Let’s create the table with time_local as the first ordering key. To reduce the effect of high cardinality in timestamps, we can round the values to a coarser time unit (avoiding the cardinality issues) — for example, by day.


-- Create table
CREATE TABLE logs_blog.nginx_column_tuple_optimized_types_time_sort
(
    `remote_addr` IPv4,
    `remote_user` LowCardinality(String),
    `time_local` DateTime CODEC(Delta(4), ZSTD(1)),
    `request_type` LowCardinality(String),
    `request_path` String CODEC(ZSTD(6)),
    `request_protocol` LowCardinality(String),
    `status` UInt16,
    `size` UInt32,
    `referer` String CODEC(ZSTD(6)),
    `user_agent` LowCardinality(String)
)
ORDER BY (toStartOfDay(time_local), referer, user_agent, remote_user, request_path);

-- Ingest data
INSERT INTO logs_blog.nginx_column_tuple_optimized_types_time_sort SELECT * FROM logs_blog.nginx_column_tuple_optimized_types_sort;

-- Check size
SELECT
    `table`,
    formatReadableSize(sum(data_compressed_bytes)) AS compressed_size,
    formatReadableSize(sum(data_uncompressed_bytes)) AS uncompressed_size
FROM system.columns
WHERE `table` = 'nginx_column_tuple_optimized_types_time_sort'
GROUP BY `table`
FORMAT VERTICAL

Row 1:
──────
table:             nginx_column_tuple_optimized_types_time_sort
compressed_size:   380.82 MiB
uncompressed_size: 9.76 GiB

The result isn’t as strong; we reach only about 50x compression in this case.
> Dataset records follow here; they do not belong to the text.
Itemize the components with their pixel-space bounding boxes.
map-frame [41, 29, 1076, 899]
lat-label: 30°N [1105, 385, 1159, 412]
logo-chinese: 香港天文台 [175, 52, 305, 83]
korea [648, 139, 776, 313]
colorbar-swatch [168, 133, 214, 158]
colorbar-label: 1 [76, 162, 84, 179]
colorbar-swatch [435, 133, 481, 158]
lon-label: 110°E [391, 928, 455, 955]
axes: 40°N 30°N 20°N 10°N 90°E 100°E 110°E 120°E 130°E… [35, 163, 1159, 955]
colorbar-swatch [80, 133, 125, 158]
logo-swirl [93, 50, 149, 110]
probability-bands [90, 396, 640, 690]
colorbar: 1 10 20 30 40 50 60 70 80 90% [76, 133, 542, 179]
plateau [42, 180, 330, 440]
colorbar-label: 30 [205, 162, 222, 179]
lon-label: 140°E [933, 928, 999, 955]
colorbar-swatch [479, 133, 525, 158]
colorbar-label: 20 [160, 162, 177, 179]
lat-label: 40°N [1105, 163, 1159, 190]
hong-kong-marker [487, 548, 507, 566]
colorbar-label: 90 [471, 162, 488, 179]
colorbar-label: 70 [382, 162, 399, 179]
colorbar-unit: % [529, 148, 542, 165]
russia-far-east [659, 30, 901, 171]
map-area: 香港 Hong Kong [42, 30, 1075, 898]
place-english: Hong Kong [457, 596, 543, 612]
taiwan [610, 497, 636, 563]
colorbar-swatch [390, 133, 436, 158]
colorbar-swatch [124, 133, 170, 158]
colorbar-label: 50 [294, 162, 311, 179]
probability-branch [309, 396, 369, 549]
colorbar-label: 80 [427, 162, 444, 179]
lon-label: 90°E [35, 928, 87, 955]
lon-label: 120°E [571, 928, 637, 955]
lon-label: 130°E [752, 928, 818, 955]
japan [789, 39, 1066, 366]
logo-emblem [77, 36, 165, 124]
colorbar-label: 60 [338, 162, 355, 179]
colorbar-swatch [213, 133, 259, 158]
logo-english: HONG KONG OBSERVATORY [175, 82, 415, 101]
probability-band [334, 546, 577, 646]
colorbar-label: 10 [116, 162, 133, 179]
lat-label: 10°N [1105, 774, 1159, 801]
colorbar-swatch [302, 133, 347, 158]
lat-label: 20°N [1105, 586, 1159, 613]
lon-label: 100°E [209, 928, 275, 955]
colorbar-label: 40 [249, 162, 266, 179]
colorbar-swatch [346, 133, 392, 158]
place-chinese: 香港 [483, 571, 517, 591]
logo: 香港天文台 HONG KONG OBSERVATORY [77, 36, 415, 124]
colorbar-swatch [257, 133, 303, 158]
This shows how much the choice of ordering key affects overall compression efficiency.

Quick summary #

Applying our ideas to compress raw logs efficiently, we achieved a 178x compression rate. Below is a table that summarizes all the experiments and their results.
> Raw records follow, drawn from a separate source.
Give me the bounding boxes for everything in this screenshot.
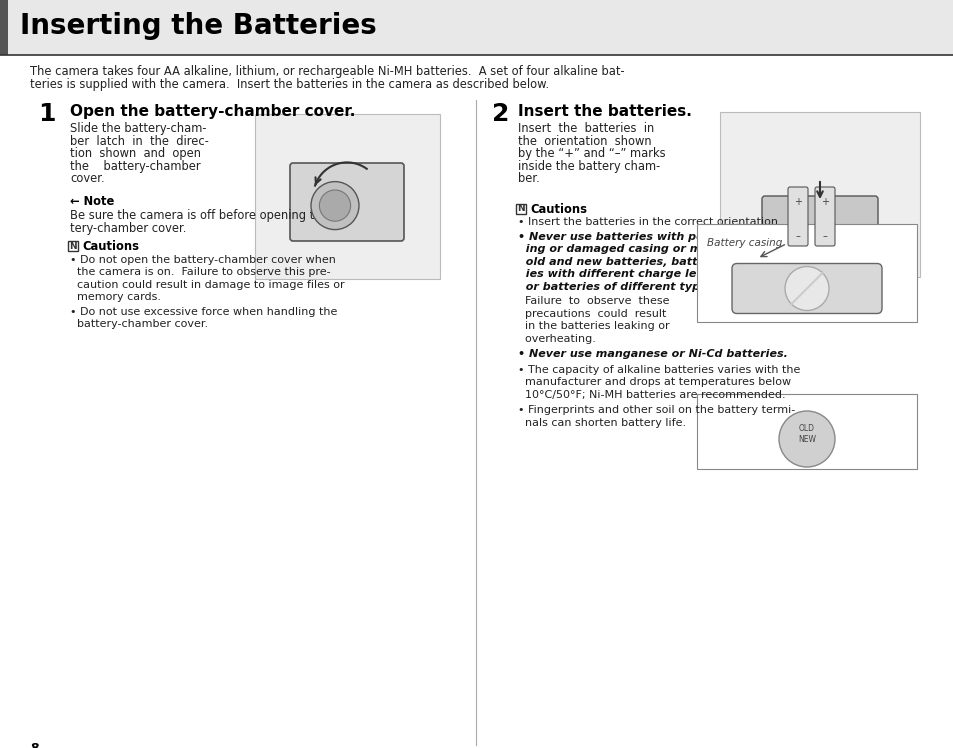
Text: precautions  could  result: precautions could result (517, 308, 666, 319)
Text: 8: 8 (30, 742, 38, 748)
Bar (0, 0, 8, 55)
Text: –: – (795, 231, 800, 241)
FancyBboxPatch shape (761, 196, 877, 257)
Text: in the batteries leaking or: in the batteries leaking or (517, 321, 669, 331)
Text: manufacturer and drops at temperatures below: manufacturer and drops at temperatures b… (517, 377, 790, 387)
Text: • Insert the batteries in the correct orientation.: • Insert the batteries in the correct or… (517, 217, 781, 227)
Text: 2: 2 (492, 102, 509, 126)
Text: the camera is on.  Failure to observe this pre-: the camera is on. Failure to observe thi… (70, 267, 331, 277)
Text: Insert the batteries.: Insert the batteries. (517, 104, 691, 119)
Text: • Do not use excessive force when handling the: • Do not use excessive force when handli… (70, 307, 337, 316)
Text: old and new batteries, batter-: old and new batteries, batter- (517, 257, 715, 266)
Text: teries is supplied with the camera.  Insert the batteries in the camera as descr: teries is supplied with the camera. Inse… (30, 78, 549, 91)
FancyBboxPatch shape (697, 224, 916, 322)
Text: 10°C/50°F; Ni-MH batteries are recommended.: 10°C/50°F; Ni-MH batteries are recommend… (517, 390, 785, 399)
Text: cover.: cover. (70, 172, 105, 185)
Circle shape (311, 182, 358, 230)
Text: –: – (821, 231, 826, 241)
Text: Battery casing: Battery casing (706, 238, 781, 248)
FancyBboxPatch shape (787, 187, 807, 246)
Text: Slide the battery-cham-: Slide the battery-cham- (70, 122, 206, 135)
Text: N: N (70, 242, 77, 251)
Text: battery-chamber cover.: battery-chamber cover. (70, 319, 208, 329)
Text: by the “+” and “–” marks: by the “+” and “–” marks (517, 147, 665, 160)
Text: overheating.: overheating. (517, 334, 596, 343)
FancyBboxPatch shape (814, 187, 834, 246)
FancyBboxPatch shape (254, 114, 439, 279)
Text: +: + (821, 197, 828, 207)
Text: • The capacity of alkaline batteries varies with the: • The capacity of alkaline batteries var… (517, 364, 800, 375)
Text: or batteries of different types.: or batteries of different types. (517, 281, 718, 292)
Circle shape (319, 190, 351, 221)
FancyBboxPatch shape (290, 163, 403, 241)
Text: The camera takes four AA alkaline, lithium, or rechargeable Ni-MH batteries.  A : The camera takes four AA alkaline, lithi… (30, 65, 624, 78)
Text: Insert  the  batteries  in: Insert the batteries in (517, 122, 654, 135)
FancyBboxPatch shape (720, 112, 919, 277)
Text: the  orientation  shown: the orientation shown (517, 135, 651, 147)
FancyBboxPatch shape (697, 394, 916, 469)
Text: • Fingerprints and other soil on the battery termi-: • Fingerprints and other soil on the bat… (517, 405, 795, 415)
Text: ← Note: ← Note (70, 194, 114, 207)
FancyBboxPatch shape (731, 263, 882, 313)
Text: N: N (517, 204, 524, 213)
Text: tery-chamber cover.: tery-chamber cover. (70, 221, 186, 235)
Text: ing or damaged casing or mix: ing or damaged casing or mix (517, 244, 712, 254)
Text: 1: 1 (38, 102, 55, 126)
Text: ber.: ber. (517, 172, 539, 185)
Text: tion  shown  and  open: tion shown and open (70, 147, 201, 160)
Text: • Do not open the battery-chamber cover when: • Do not open the battery-chamber cover … (70, 254, 335, 265)
Text: Open the battery-chamber cover.: Open the battery-chamber cover. (70, 104, 355, 119)
Text: Cautions: Cautions (530, 203, 586, 215)
Text: Cautions: Cautions (82, 240, 139, 253)
Circle shape (784, 266, 828, 310)
Text: inside the battery cham-: inside the battery cham- (517, 159, 659, 173)
Bar (516, 203, 525, 213)
Text: ber  latch  in  the  direc-: ber latch in the direc- (70, 135, 209, 147)
Text: the    battery-chamber: the battery-chamber (70, 159, 200, 173)
Text: Inserting the Batteries: Inserting the Batteries (20, 12, 376, 40)
Bar (68, 241, 78, 251)
Text: Failure  to  observe  these: Failure to observe these (517, 296, 669, 306)
Text: memory cards.: memory cards. (70, 292, 161, 302)
Bar (0, 0, 953, 55)
Text: +: + (793, 197, 801, 207)
Text: nals can shorten battery life.: nals can shorten battery life. (517, 417, 685, 428)
Text: • Never use manganese or Ni-Cd batteries.: • Never use manganese or Ni-Cd batteries… (517, 349, 787, 359)
Text: ies with different charge levels,: ies with different charge levels, (517, 269, 725, 279)
Text: Be sure the camera is off before opening the bat-: Be sure the camera is off before opening… (70, 209, 355, 222)
Text: caution could result in damage to image files or: caution could result in damage to image … (70, 280, 344, 289)
Text: • Never use batteries with peel-: • Never use batteries with peel- (517, 231, 719, 242)
Circle shape (779, 411, 834, 467)
Text: OLD
NEW: OLD NEW (797, 424, 815, 444)
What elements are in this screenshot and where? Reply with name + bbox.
Name	Storage	Compression	Size (in bytes)	Size (human)	Ratio
nginx-66.log	local	None	21237294480	20G	1.00
nginx-66.log.gz	local	GZIP	672053616	641M	31.60
nginx_raw	Clickhouse	Uncompressed	21673487121	20.19 GiB	0.98
nginx_raw	Clickhouse	Compressed	603582977	575.62 MiB	35.19
nginx_column_tuple	Clickhouse	Compressed	1387994151	1.29 GiB	15.30
optimized_types	Clickhouse	Compressed	229027241	218.42 MiB	92.73
optimized_types_sort	Clickhouse	Compressed	118984801	109.12 MiB	178.49
optimized_types_sort_time	Clickhouse	Compressed	402837184	380.82 MiB	52.71

Conclusion #

Storing logs at very high compression ratios is challenging, but columnar databases like ClickHouse make it achievable. By converting raw logs into a structured format, storing each field using efficient data types, and ordering data to cluster similar values together, we can reach impressive levels of compression. While this layout may not always be ideal for query performance, it’s an excellent option when the goal is to retain log data in the most space-efficient form possible.

In this post, we showed how columnar storage enables best-in-class log compression, improving I/O efficiency, speeding up queries, and lowering storage costs. Using Nginx access logs as an example, we achieved more than 170x compression.